Dan Flavin: Series and Progressions

In Dan Flavin: Series and Progressions, art historian Richard Shiff begins his essay with Donald Judd's 1969 statement, "I want a particular, definite object. I think Flavin wants, at least first or primarily, a particular phenomenon." He follows with Flavin's 1982 assertion, "Whatever I did should be recognizable as let's say, something no matter where." Shiff then goes on to describe his own reaction to "Untitled (to Donna) 6," featured here, when he originally saw it at Leo Castelli Gallery in 1971. "Somehow (this, at least, is my memory) the pink and yellow fluorescent light was sticking to the walls as if it were a substance applied as an infinitely thin layer—a sensation associated with the practice of painting.
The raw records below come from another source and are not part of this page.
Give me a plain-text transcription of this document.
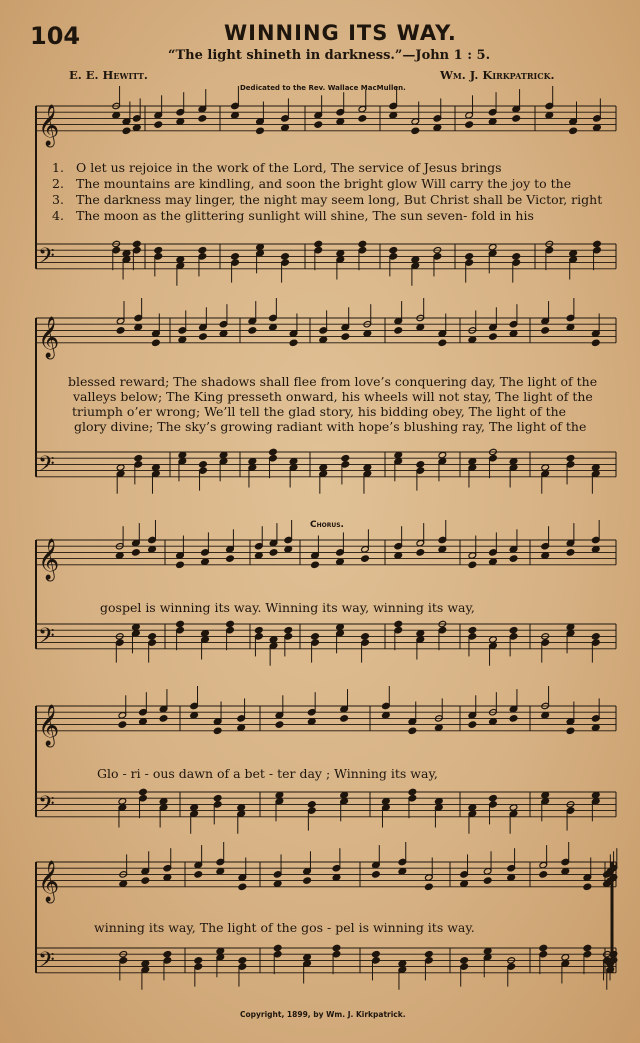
104	WINNING ITS WAY.
“The light shineth in darkness.”—John 1 : 5.
E. E. Hewitt.	Wm. J. Kirkpatrick.
Dedicated to the Rev. Wallace MacMullen.
𝄞
𝄢
𝄞
𝄢
𝄞
𝄢
𝄞
𝄢
𝄞
𝄢
1. O let us rejoice in the work of the Lord, The service of Jesus brings
2. The mountains are kindling, and soon the bright glow Will carry the joy to the
3. The darkness may linger, the night may seem long, But Christ shall be Victor, right
4. The moon as the glittering sunlight will shine, The sun seven- fold in his
blessed reward; The shadows shall flee from love’s conquering day, The light of the
valleys below; The King presseth onward, his wheels will not stay, The light of the
triumph o’er wrong; We’ll tell the glad story, his bidding obey, The light of the
glory divine; The sky’s growing radiant with hope’s blushing ray, The light of the
Chorus.
gospel is winning its way. Winning its way, winning its way,
Glo - ri - ous dawn of a bet - ter day ; Winning its way,
winning its way, The light of the gos - pel is winning its way.
Copyright, 1899, by Wm. J. Kirkpatrick.
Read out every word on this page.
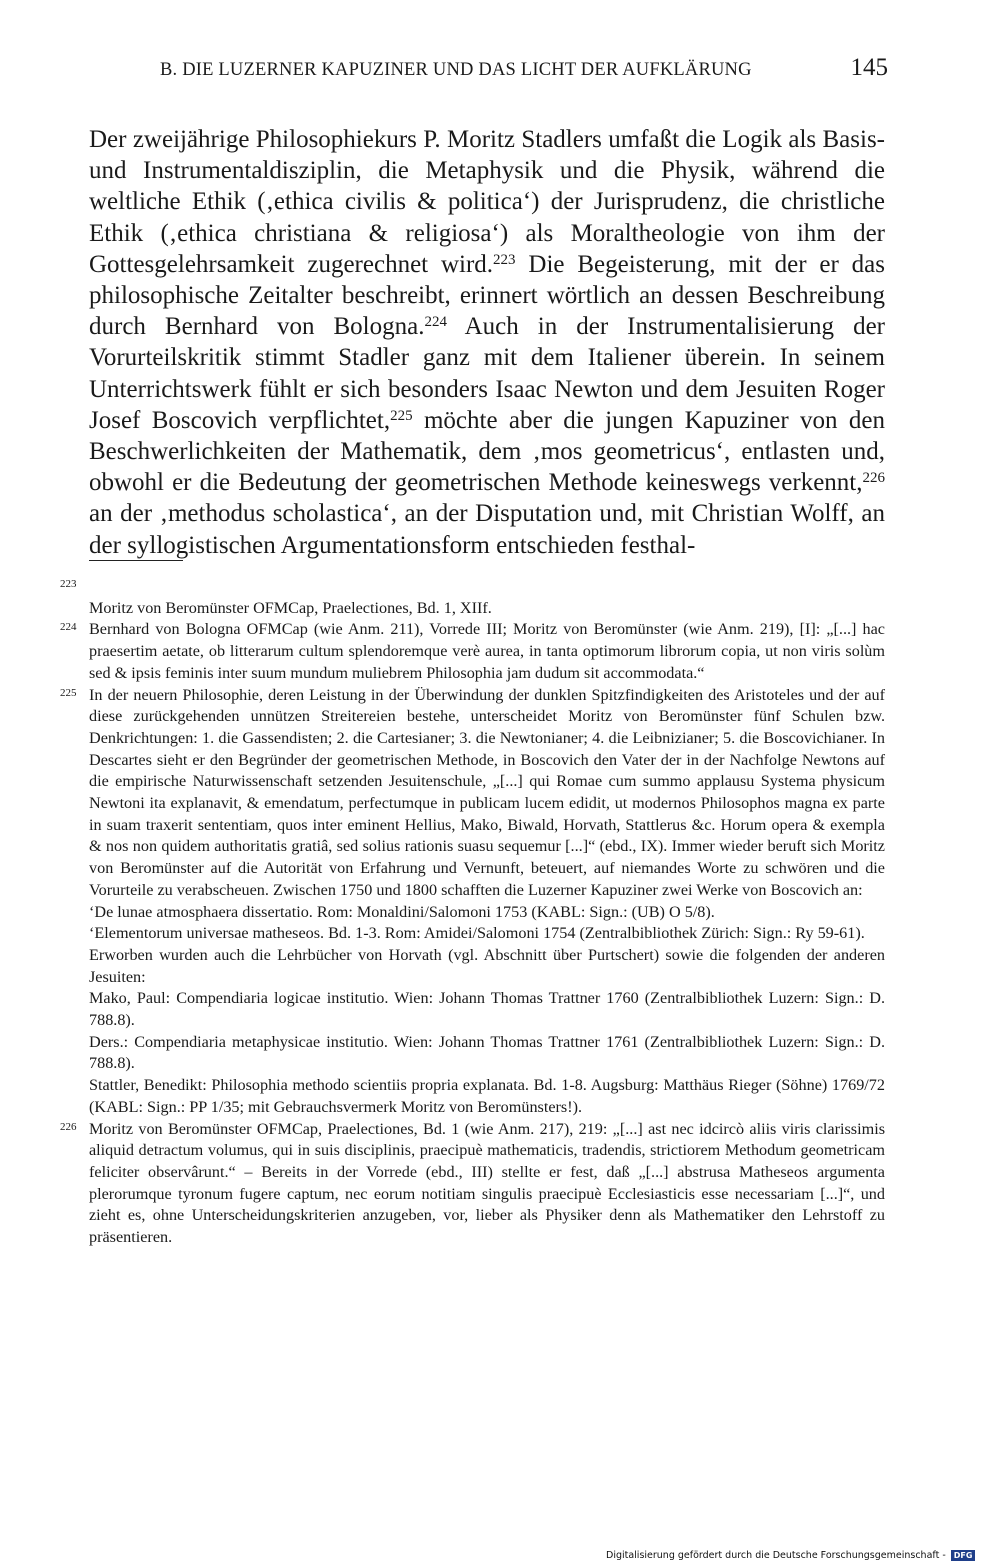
B. DIE LUZERNER KAPUZINER UND DAS LICHT DER AUFKLÄRUNG	145
Der zweijährige Philosophiekurs P. Moritz Stadlers umfaßt die Logik als Basis- und Instrumentaldisziplin, die Metaphysik und die Physik, während die weltliche Ethik (‚ethica civilis & politica‘) der Jurisprudenz, die christliche Ethik (‚ethica christiana & religiosa‘) als Moraltheologie von ihm der Gottesgelehrsamkeit zugerechnet wird.$^{223}$ Die Begeisterung, mit der er das philosophische Zeitalter beschreibt, erinnert wörtlich an dessen Beschreibung durch Bernhard von Bologna.$^{224}$ Auch in der Instrumentalisierung der Vorurteilskritik stimmt Stadler ganz mit dem Italiener überein. In seinem Unterrichtswerk fühlt er sich besonders Isaac Newton und dem Jesuiten Roger Josef Boscovich verpflichtet,$^{225}$ möchte aber die jungen Kapuziner von den Beschwerlichkeiten der Mathematik, dem ‚mos geometricus‘, entlasten und, obwohl er die Bedeutung der geometrischen Methode keineswegs verkennt,$^{226}$ an der ‚methodus scholastica‘, an der Disputation und, mit Christian Wolff, an der syllogistischen Argumentationsform entschieden festhal-
223
Moritz von Beromünster OFMCap, Praelectiones, Bd. 1, XIIf.
224 Bernhard von Bologna OFMCap (wie Anm. 211), Vorrede III; Moritz von Beromünster (wie Anm. 219), [I]: „[...] hac praesertim aetate, ob litterarum cultum splendoremque verè aurea, in tanta optimorum librorum copia, ut non viris solùm sed & ipsis feminis inter suum mundum muliebrem Philosophia jam dudum sit accommodata.“
225 In der neuern Philosophie, deren Leistung in der Überwindung der dunklen Spitzfindigkeiten des Aristoteles und der auf diese zurückgehenden unnützen Streitereien bestehe, unterscheidet Moritz von Beromünster fünf Schulen bzw. Denkrichtungen: 1. die Gassendisten; 2. die Cartesianer; 3. die Newtonianer; 4. die Leibnizianer; 5. die Boscovichianer. In Descartes sieht er den Begründer der geometrischen Methode, in Boscovich den Vater der in der Nachfolge Newtons auf die empirische Naturwissenschaft setzenden Jesuitenschule, „[...] qui Romae cum summo applausu Systema physicum Newtoni ita explanavit, & emendatum, perfectumque in publicam lucem edidit, ut modernos Philosophos magna ex parte in suam traxerit sententiam, quos inter eminent Hellius, Mako, Biwald, Horvath, Stattlerus &c. Horum opera & exempla & nos non quidem authoritatis gratiâ, sed solius rationis suasu sequemur [...]“ (ebd., IX). Immer wieder beruft sich Moritz von Beromünster auf die Autorität von Erfahrung und Vernunft, beteuert, auf niemandes Worte zu schwören und die Vorurteile zu verabscheuen. Zwischen 1750 und 1800 schafften die Luzerner Kapuziner zwei Werke von Boscovich an:
‘De lunae atmosphaera dissertatio. Rom: Monaldini/Salomoni 1753 (KABL: Sign.: (UB) O 5/8).
‘Elementorum universae matheseos. Bd. 1-3. Rom: Amidei/Salomoni 1754 (Zentralbibliothek Zürich: Sign.: Ry 59-61).
Erworben wurden auch die Lehrbücher von Horvath (vgl. Abschnitt über Purtschert) sowie die folgenden der anderen Jesuiten:
Mako, Paul: Compendiaria logicae institutio. Wien: Johann Thomas Trattner 1760 (Zentralbibliothek Luzern: Sign.: D. 788.8).
Ders.: Compendiaria metaphysicae institutio. Wien: Johann Thomas Trattner 1761 (Zentralbibliothek Luzern: Sign.: D. 788.8).
Stattler, Benedikt: Philosophia methodo scientiis propria explanata. Bd. 1-8. Augsburg: Matthäus Rieger (Söhne) 1769/72 (KABL: Sign.: PP 1/35; mit Gebrauchsvermerk Moritz von Beromünsters!).
226 Moritz von Beromünster OFMCap, Praelectiones, Bd. 1 (wie Anm. 217), 219: „[...] ast nec idcircò aliis viris clarissimis aliquid detractum volumus, qui in suis disciplinis, praecipuè mathematicis, tradendis, strictiorem Methodum geometricam feliciter observârunt.“ – Bereits in der Vorrede (ebd., III) stellte er fest, daß „[...] abstrusa Matheseos argumenta plerorumque tyronum fugere captum, nec eorum notitiam singulis praecipuè Ecclesiasticis esse necessariam [...]“, und zieht es, ohne Unterscheidungskriterien anzugeben, vor, lieber als Physiker denn als Mathematiker den Lehrstoff zu präsentieren.
Digitalisierung gefördert durch die Deutsche Forschungsgemeinschaft - DFG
Yet the appearance of this surface, this substance dissolving into color, eliminated the difference between color as inherent—every material substance has its color—and color as applied. The color was bonding substance to substance, matter to matter. Flavin's construction had rendered visual light tactile by contact, one substance (light) adhering to another (wall). 'Untitled (to Donna) 6' integrated two sensory realms of experience, obviating any desire on my part to set the fluorescent hardware, the cast light and the architectural shell into a hierarchy of causes and effects, actions and targets, the transitive and the intransitive."